I'll never criticize Bush for the tax cuts. I will criticize his big spending.

Posted by: Old School Conservative | Sep 12, 2012 11:43:14 AM

David R. @9/11/12 5:00PM: Even when you take Rosen's 3% growth assumption out of the simulation, while leaving in the micro-behavioral changes, Rosen's still showing that the plan is slightly better than revenue-neutral for individuals with incomes over $200K. That's a pretty good rebuttal of the Brookings/TPC numbers.

Posted by: TheRadicalModerate | Sep 12, 2012 1:24:59 PM

Moneyrunner, could you let me know where you found those numbers? They don't quite match up with the numbers here: http://www.taxpolicycenter.org/taxfacts/displayafact.cfm?Docid=203. Thanks!

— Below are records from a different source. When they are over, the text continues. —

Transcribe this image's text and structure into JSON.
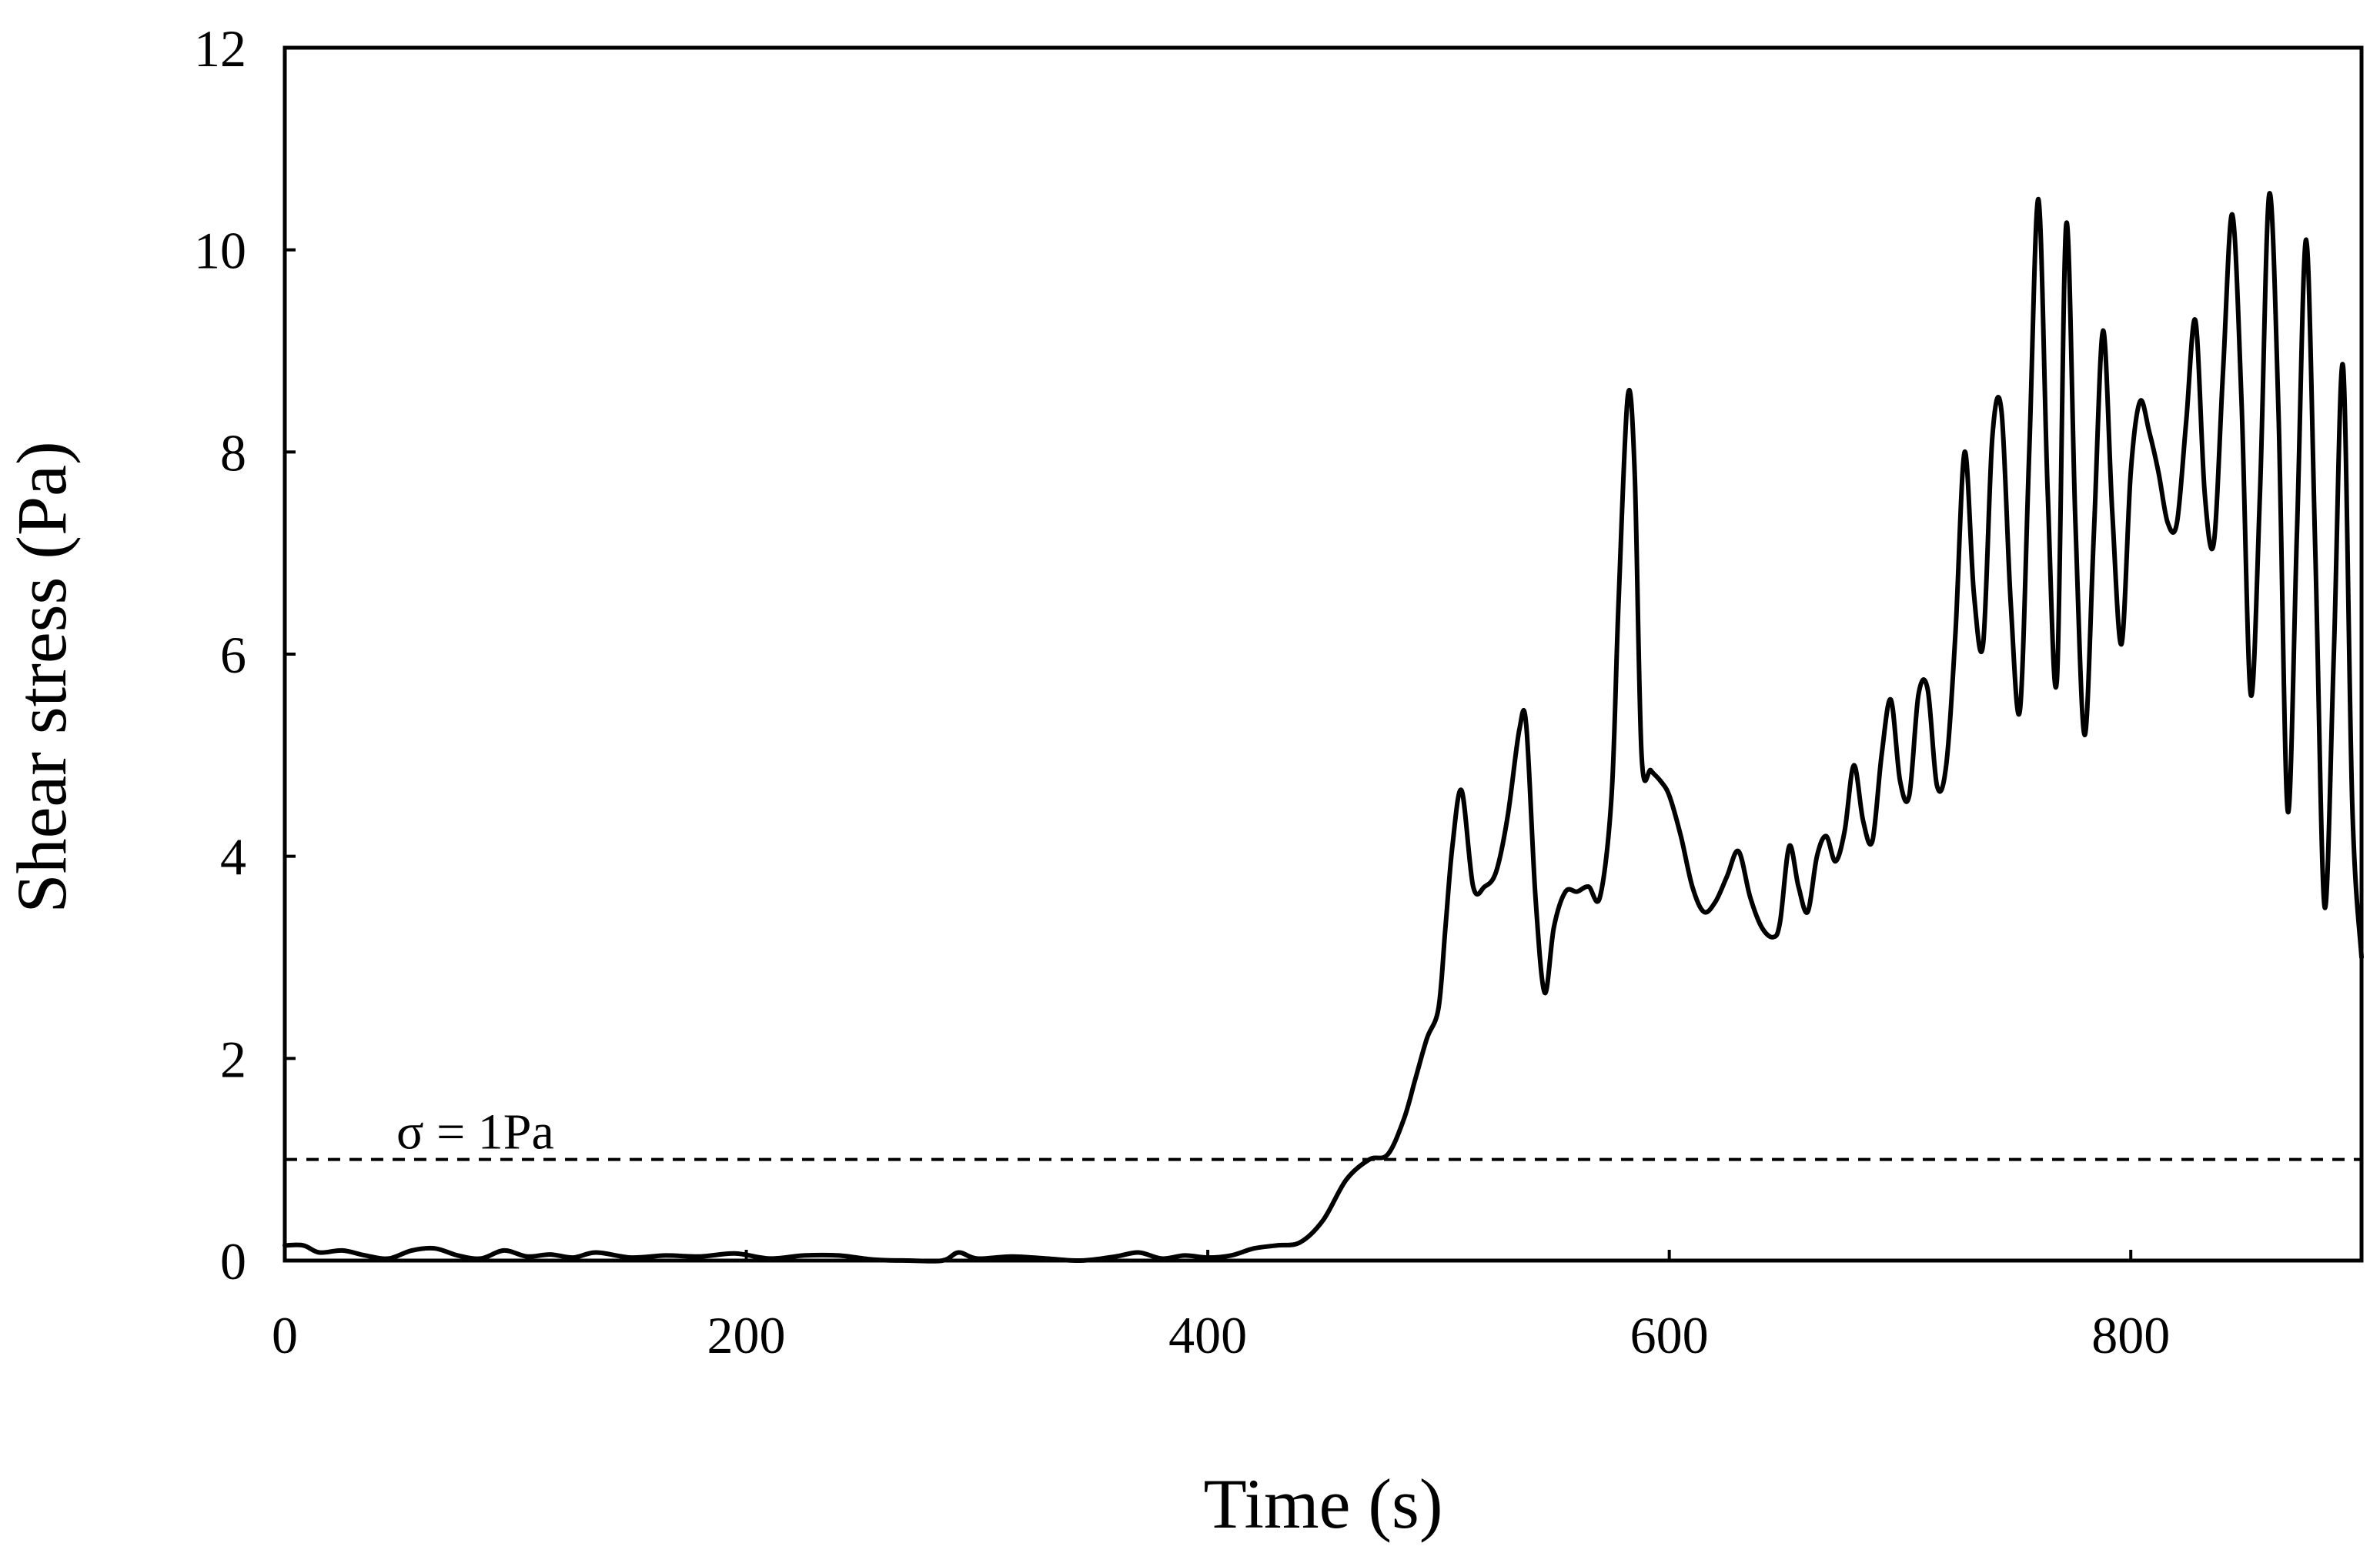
{
  "chart_data": {
    "type": "line",
    "title": "",
    "xlabel": "Time (s)",
    "ylabel": "Shear stress (Pa)",
    "xlim": [
      0,
      900
    ],
    "ylim": [
      0,
      12
    ],
    "xticks": [
      0,
      200,
      400,
      600,
      800
    ],
    "yticks": [
      0,
      2,
      4,
      6,
      8,
      10,
      12
    ],
    "grid": false,
    "legend": "none",
    "colors": {
      "line": "#000000",
      "reference_line": "#000000"
    },
    "reference_line": {
      "y": 1,
      "style": "dashed",
      "label": "σ = 1Pa"
    },
    "series": [
      {
        "x": [
          0,
          8,
          15,
          25,
          35,
          45,
          55,
          65,
          75,
          85,
          95,
          105,
          115,
          125,
          135,
          150,
          165,
          180,
          195,
          210,
          225,
          240,
          255,
          270,
          285,
          292,
          300,
          315,
          330,
          345,
          360,
          370,
          380,
          390,
          400,
          410,
          420,
          430,
          440,
          450,
          460,
          470,
          478,
          485,
          490,
          495,
          500,
          503,
          506,
          510,
          515,
          520,
          525,
          530,
          535,
          538,
          542,
          546,
          550,
          555,
          560,
          565,
          570,
          575,
          578,
          582,
          585,
          588,
          592,
          596,
          600,
          605,
          610,
          615,
          620,
          625,
          630,
          635,
          640,
          645,
          648,
          652,
          656,
          660,
          664,
          668,
          672,
          676,
          680,
          684,
          688,
          692,
          696,
          700,
          704,
          708,
          712,
          716,
          720,
          724,
          728,
          732,
          736,
          740,
          744,
          748,
          752,
          756,
          760,
          764,
          768,
          772,
          776,
          780,
          784,
          788,
          792,
          796,
          800,
          804,
          808,
          812,
          816,
          820,
          824,
          828,
          832,
          836,
          840,
          844,
          848,
          852,
          856,
          860,
          864,
          868,
          872,
          876,
          880,
          884,
          888,
          892,
          896,
          900
        ],
        "y": [
          0.15,
          0.15,
          0.08,
          0.1,
          0.05,
          0.02,
          0.1,
          0.12,
          0.05,
          0.02,
          0.1,
          0.04,
          0.06,
          0.03,
          0.08,
          0.03,
          0.05,
          0.04,
          0.07,
          0.02,
          0.05,
          0.05,
          0.01,
          0.0,
          0.0,
          0.08,
          0.02,
          0.04,
          0.02,
          0.0,
          0.04,
          0.08,
          0.02,
          0.05,
          0.03,
          0.05,
          0.12,
          0.15,
          0.18,
          0.4,
          0.8,
          1.0,
          1.05,
          1.4,
          1.8,
          2.2,
          2.5,
          3.3,
          4.1,
          4.65,
          3.7,
          3.7,
          3.85,
          4.4,
          5.25,
          5.3,
          3.6,
          2.65,
          3.3,
          3.65,
          3.65,
          3.7,
          3.6,
          4.6,
          6.5,
          8.55,
          7.8,
          5.0,
          4.85,
          4.75,
          4.6,
          4.2,
          3.7,
          3.45,
          3.55,
          3.8,
          4.05,
          3.6,
          3.3,
          3.2,
          3.35,
          4.1,
          3.7,
          3.45,
          4.0,
          4.2,
          3.95,
          4.25,
          4.9,
          4.35,
          4.15,
          5.0,
          5.55,
          4.75,
          4.6,
          5.6,
          5.65,
          4.7,
          4.9,
          6.2,
          8.0,
          6.6,
          6.1,
          8.15,
          8.4,
          6.5,
          5.45,
          8.0,
          10.5,
          7.6,
          5.75,
          10.25,
          7.3,
          5.2,
          7.2,
          9.2,
          7.4,
          6.1,
          7.8,
          8.5,
          8.2,
          7.8,
          7.3,
          7.3,
          8.3,
          9.3,
          7.6,
          7.1,
          8.8,
          10.35,
          8.5,
          5.6,
          7.6,
          10.55,
          8.4,
          4.45,
          7.2,
          10.1,
          7.0,
          3.5,
          6.0,
          8.85,
          4.5,
          3.0
        ]
      }
    ]
  }
}
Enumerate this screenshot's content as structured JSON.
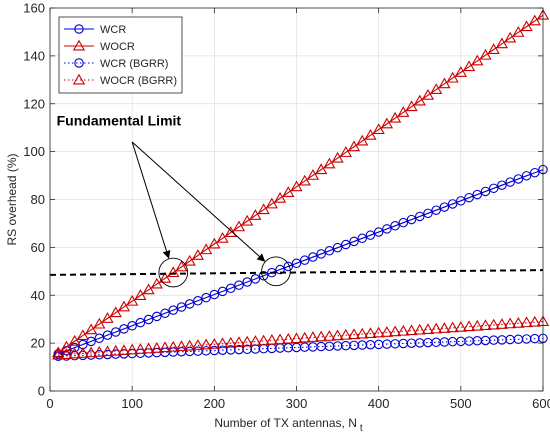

Posted by: Someguy | Sep 12, 2012 2:23:00 PM

All of this commentary ignores the basic fact that the paper (1) recognizes that in order to analyze going from tax system X to tax system Y one must know what X is and what Y is. Rosen himself says this and then goes on to say that like everyone else he doesn't know what Y is, and in fact doesn't even know what X is. Nevertheless after admitting he does not know the parameters of the old or the new regime he then goes on to analyze going from the old to the new. Read the paper, its basis is that the Romney plan is revenue neutral to positive because he assumes it is revenue neutral to positive. Really, how does that have any credibility.

The Feldstein analysis, explained here

http://dismalpoliticaleconomist.blogspot.com/2012/09/romney-economics-adviser-martin.html


at least takes a stab at assuming which preference items are changed, and even then because of errors in his analysis he does not get to revenue neutral. Of course, nowhere does Rosen say how long it will take to get to revenue neutral. Is it 5 years, ten years? The Bush tax cuts took over six years on an inflation adjusted basis to get back to the income tax revenue levels from when it started.

I guess if you have an unlimited amount of time economic growth and inflation will eventually get to revenue neutral, so in that sense the supporters of the program can say they will eventually be right.

Look, this issue could be easily settled, all Mr. Romney has to do is to release the details of his proposal. That he won't do so says this.

1. He doesn't know the all the details.
2. The numbers don't add up.
3. The details that he does know are politically unpalatable.

Yes, selecting all three answers is acceptable.